Phase-Aware Localization in Pinching Antenna Systems: CRLB Analysis and ML Estimation
Hao Feng, Ebrahim Bedeer, Ming Zeng, Xingwang Li, Shimin Gong, Quoc-Viet Pham
TL;DR
This letter investigates localization in pinching antenna systems by jointly exploiting the received signal amplitude and phase information, unlike recent works that consider only the amplitude information.
Abstract
Pinching antenna systems (PASS) have recently emerged as a promising architecture for high-frequency wireless communications. In this letter, we investigate localization in PASS by jointly exploiting the received signal amplitude and phase information, unlike recent works that consider only the amplitude information. A complex baseband signal model is formulated to capture free-space path loss, waveguide attenuation, and distance-dependent phase rotation between the user and each pinching antenna. Using this model, we derive the Fisher information matrix (FIM) with respect to the user location and obtain closed-form expressions for the Cramer-Rao lower bound (CRLB) and the position error bound (PEB).

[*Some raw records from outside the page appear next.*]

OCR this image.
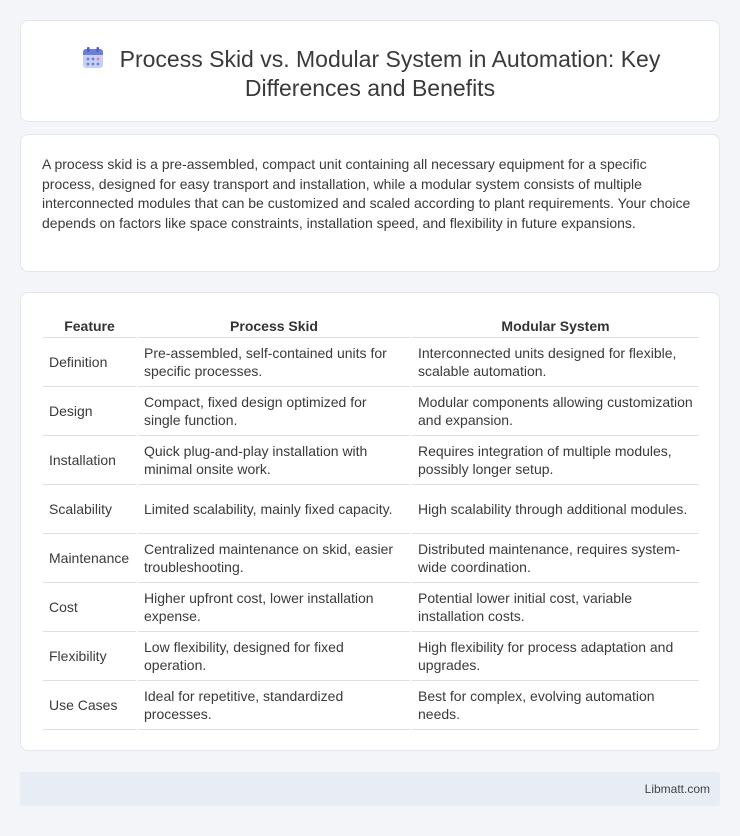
Process Skid vs. Modular System in Automation: Key Differences and Benefits

A process skid is a pre-assembled, compact unit containing all necessary equipment for a specific process, designed for easy transport and installation, while a modular system consists of multiple interconnected modules that can be customized and scaled according to plant requirements. Your choice depends on factors like space constraints, installation speed, and flexibility in future expansions.

Feature	Process Skid	Modular System
Definition	Pre-assembled, self-contained units for specific processes.	Interconnected units designed for flexible, scalable automation.
Design	Compact, fixed design optimized for single function.	Modular components allowing customization and expansion.
Installation	Quick plug-and-play installation with minimal onsite work.	Requires integration of multiple modules, possibly longer setup.
Scalability	Limited scalability, mainly fixed capacity.	High scalability through additional modules.
Maintenance	Centralized maintenance on skid, easier troubleshooting.	Distributed maintenance, requires system-wide coordination.
Cost	Higher upfront cost, lower installation expense.	Potential lower initial cost, variable installation costs.
Flexibility	Low flexibility, designed for fixed operation.	High flexibility for process adaptation and upgrades.
Use Cases	Ideal for repetitive, standardized processes.	Best for complex, evolving automation needs.
Libmatt.com
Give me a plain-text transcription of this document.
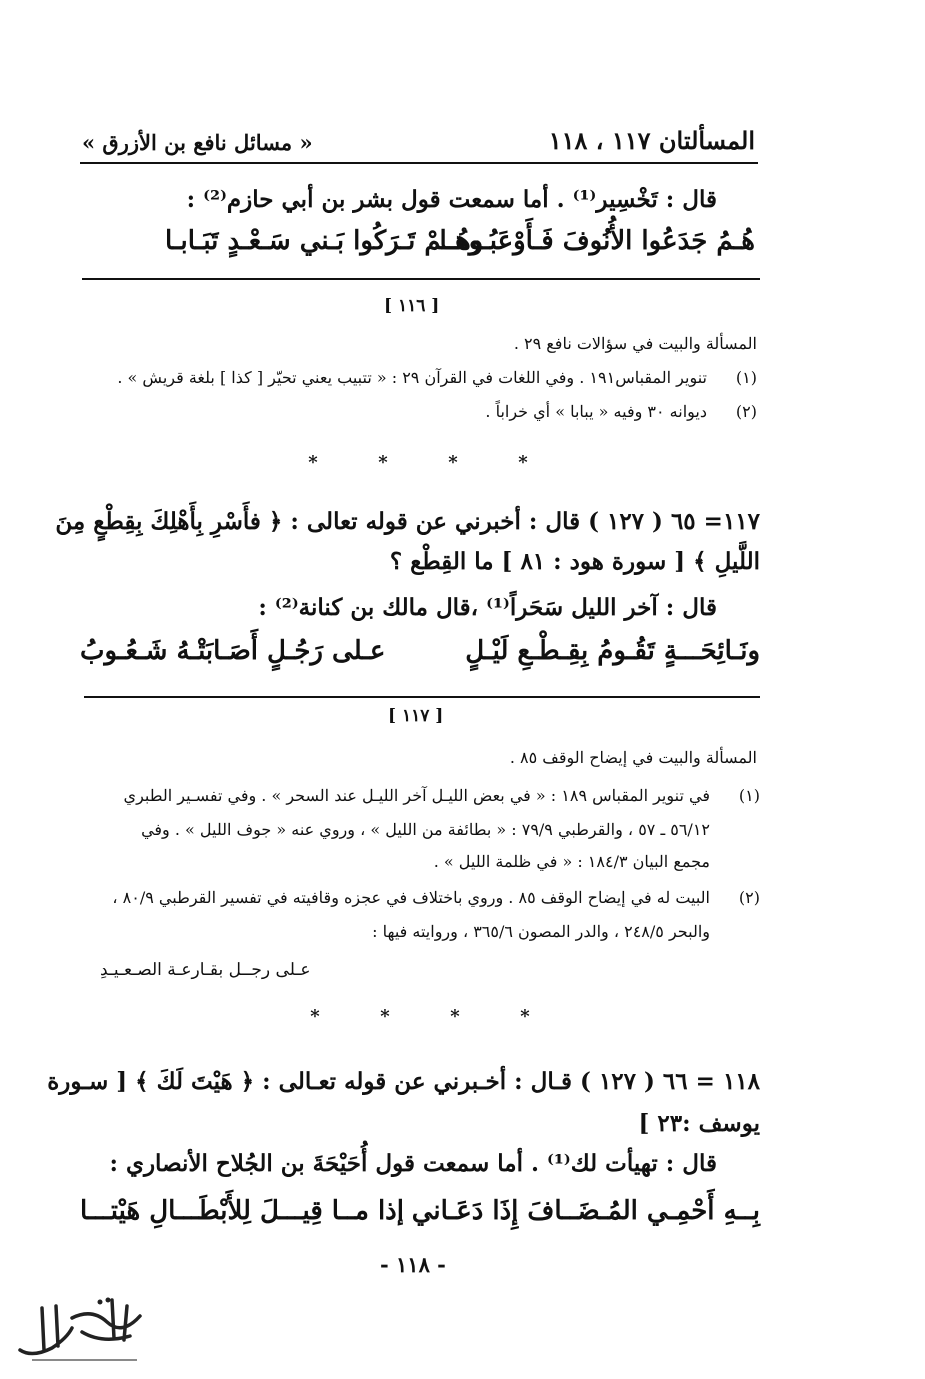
المسألتان ١١٧ ، ١١٨
« مسائل نافع بن الأزرق »
قال : تَخْسِير⁽¹⁾ . أما سمعت قول بشر بن أبي حازم⁽²⁾ :
هُـمُ جَدَعُوا الأُنُوفَ فَـأَوْعَبُـوهـا
وهُــمْ تَـرَكُوا بَـني سَـعْـدٍ تَبَـابـا
[ ١١٦ ]
المسألة والبيت في سؤالات نافع ٢٩ .
(١)
تنوير المقباس١٩١ . وفي اللغات في القرآن ٢٩ : « تتبيب يعني تحيّر [ كذا ] بلغة قريش » .
(٢)
ديوانه ٣٠ وفيه « يبابا » أي خراباً .
*	*	*	*
١١٧= ٦٥ ( ١٢٧ ) قال : أخبرني عن قوله تعالى : ﴿ فأَسْرِ بِأَهْلِكَ بِقِطْعٍ مِنَ
اللَّيلِ ﴾ [ سورة هود : ٨١ ] ما القِطْع ؟
قال : آخر الليل سَحَراً⁽¹⁾ ،قال مالك بن كنانة⁽²⁾ :
ونَـائِحَـــةٍ تَقُـومُ بِقِـطْـعِ لَيْـلٍ
عـلى رَجُـلٍ أَصَـابَتْـهُ شَـعُـوبُ
[ ١١٧ ]
المسألة والبيت في إيضاح الوقف ٨٥ .
(١)
في تنوير المقباس ١٨٩ : « في بعض الليـل آخر الليـل عند السحر » . وفي تفسـير الطبري
٥٦/١٢ ـ ٥٧ ، والقرطبي ٧٩/٩ : « بطائفة من الليل » ، وروي عنه « جوف الليل » . وفي
مجمع البيان ١٨٤/٣ : « في ظلمة الليل » .
(٢)
البيت له في إيضاح الوقف ٨٥ . وروي باختلاف في عجزه وقافيته في تفسير القرطبي ٨٠/٩ ،
والبحر ٢٤٨/٥ ، والدر المصون ٣٦٥/٦ ، وروايته فيها :
عـلى رجــل بقـارعـة الصـعـيـدِ
*	*	*	*
١١٨ = ٦٦ ( ١٢٧ ) قـال : أخـبرني عن قوله تعـالى : ﴿ هَيْتَ لَكَ ﴾ [ سـورة
يوسف :٢٣ ]
قال : تهيأت لك⁽¹⁾ . أما سمعت قول أُحَيْحَةَ بن الجُلاح الأنصاري :
بِــهِ أَحْمِـي المُـضَــافَ إِذَا دَعَـاني
إذا مــا قِيـــلَ لِلأَبْطَـــالِ هَيْتـــا
- ١١٨ -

A maximum likelihood (ML) estimator that jointly considers the received signal amplitude and phase is developed to estimate the unknown user location. Given the non-convexity of the estimation problem, a two-stage solution combining coarse grid search and Levenberg-Marquardt refinement is proposed. Numerical results demonstrate that the proposed phase-aware estimator outperforms existing amplitude-only method in terms of positioning accuracy.